When Hannah decided to move on, she noticed another strange thing. She knew that she would find the best and most tender grass on the other side of the reef to her right, but when she turned toward it the water seemed to press her back. The tickle in her head made an ugly buzzing, but as soon as she turned to swim in the opposite direction, it quieted to a lovely low hum. This happened many times, until Hannah no longer knew where she was. She didn’t understand how she had wandered so far, but she wasn’t afraid. That seemed strange, too. She didn’t recognize the surrounding coral and rock, and she didn’t recognize herself. What had changed?

Now, maybe you’re wondering why Hannah didn’t stop to ask another turtle what was going on. It’s a very good question, and I hope you won’t find the answer silly. The Honu, as I mentioned, are extremely polite. They are also terribly shy. It’s hard to say which came first, the politeness or the shyness, but because they like their peace and quiet so much, they really hate to be a bother to anyone else. On the rare occasions that Honu try to converse, they spend so long clearing their throats and apologizing that they often forget what they wanted to say. A typical exchange might go like this:

Horace the Honu quietly coughs, “Um, so. Hm.”

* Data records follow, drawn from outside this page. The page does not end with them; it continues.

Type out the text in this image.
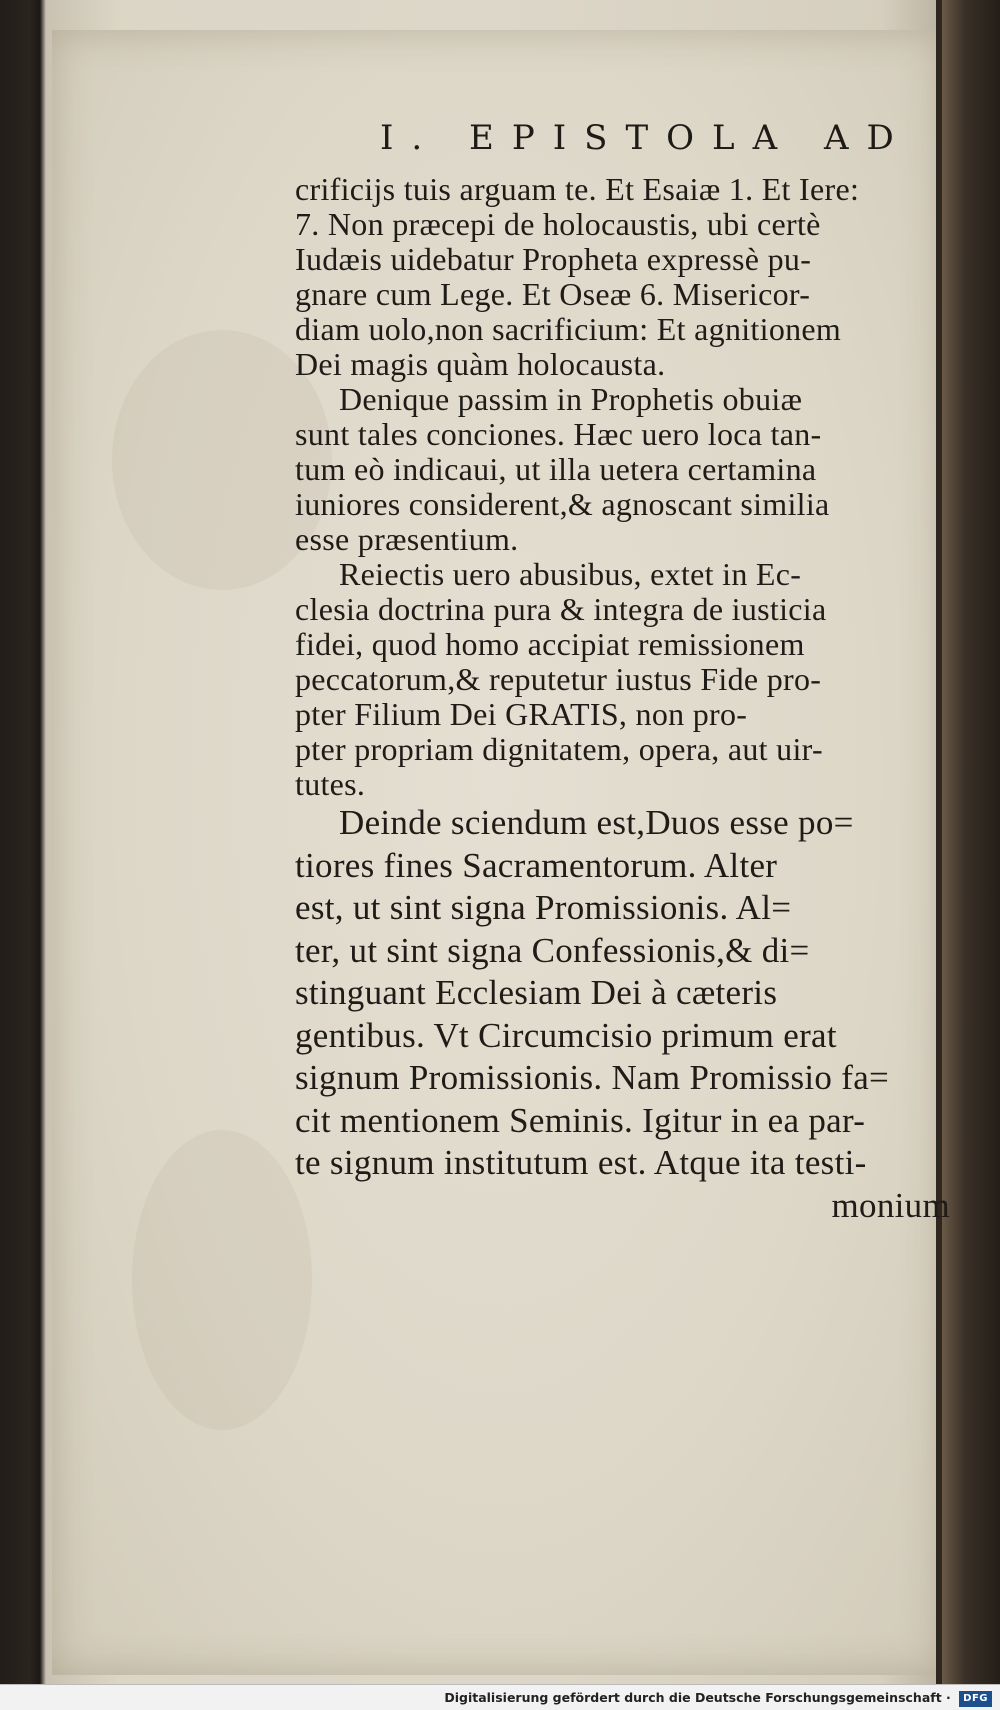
I. EPISTOLA AD
crificijs tuis arguam te. Et Esaiæ 1. Et Iere:
7. Non præcepi de holocaustis, ubi certè
Iudæis uidebatur Propheta expressè pu-
gnare cum Lege. Et Oseæ 6. Misericor-
diam uolo,non sacrificium: Et agnitionem
Dei magis quàm holocausta.
Denique passim in Prophetis obuiæ
sunt tales conciones. Hæc uero loca tan-
tum eò indicaui, ut illa uetera certamina
iuniores considerent,& agnoscant similia
esse præsentium.
Reiectis uero abusibus, extet in Ec-
clesia doctrina pura & integra de iusticia
fidei, quod homo accipiat remissionem
peccatorum,& reputetur iustus Fide pro-
pter Filium Dei GRATIS, non pro-
pter propriam dignitatem, opera, aut uir-
tutes.
Deinde sciendum est,Duos esse po=
tiores fines Sacramentorum. Alter
est, ut sint signa Promissionis. Al=
ter, ut sint signa Confessionis,& di=
stinguant Ecclesiam Dei à cæteris
gentibus. Vt Circumcisio primum erat
signum Promissionis. Nam Promissio fa=
cit mentionem Seminis. Igitur in ea par-
te signum institutum est. Atque ita testi-
monium
Digitalisierung gefördert durch die Deutsche Forschungsgemeinschaft · DFG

Hannibal the Honu lifts his head in surprise. “Whassup?”

Horace sees that Hannibal is eating. “Oh, dude, I’m sorry,” he says. “I’ll come back after lunch.”

“No, man, stay,” replies Hannibal. “It’s a way tasty tuft. You should have some. Please.”

“Ah, I couldn’t, really. I had a crazy big breakfast, couldn’t eat another bite.”

Hannibal insists, “Come on, just a nibble, man.”

Horace snips off a few blades with his beaky mouth and delicately munches. “Sweet.”

“I told you, right?” Hannibal takes another bite. He chews contentedly with Horace.

Horace coughs again. “Um yeah, so.”

“Something you need, friend?” Hannibal asks. “Just say the word.”

“Yeah, maybe.” Horace tries to remember. “I mean there was. I don’t know.”

Hannibal shrugs. “It’ll come back to you. Or not. Meantime, there’s plenty of grass if you just want to chill.”

The Honu like nothing better than chilling—except when they get a tickle in their blood and they begin to wonder why. One night a dream gave Hannah something new to wonder about. She dreamt of a beautiful place where butterfly fish fluttered and silver monk seals somersaulted through brilliant blue waters. She dreamt of angelfish with sunbright faces, of corals that fanned out flat and wide as manta rays.

When Hannah woke from her dream, she wasn’t hungry anymore. She didn’t want to eat, she only wanted to swim. She had to find her way back to the place of her dream. She knew she’d been there before. That was what the tickle had been telling her all along: it was time to go home.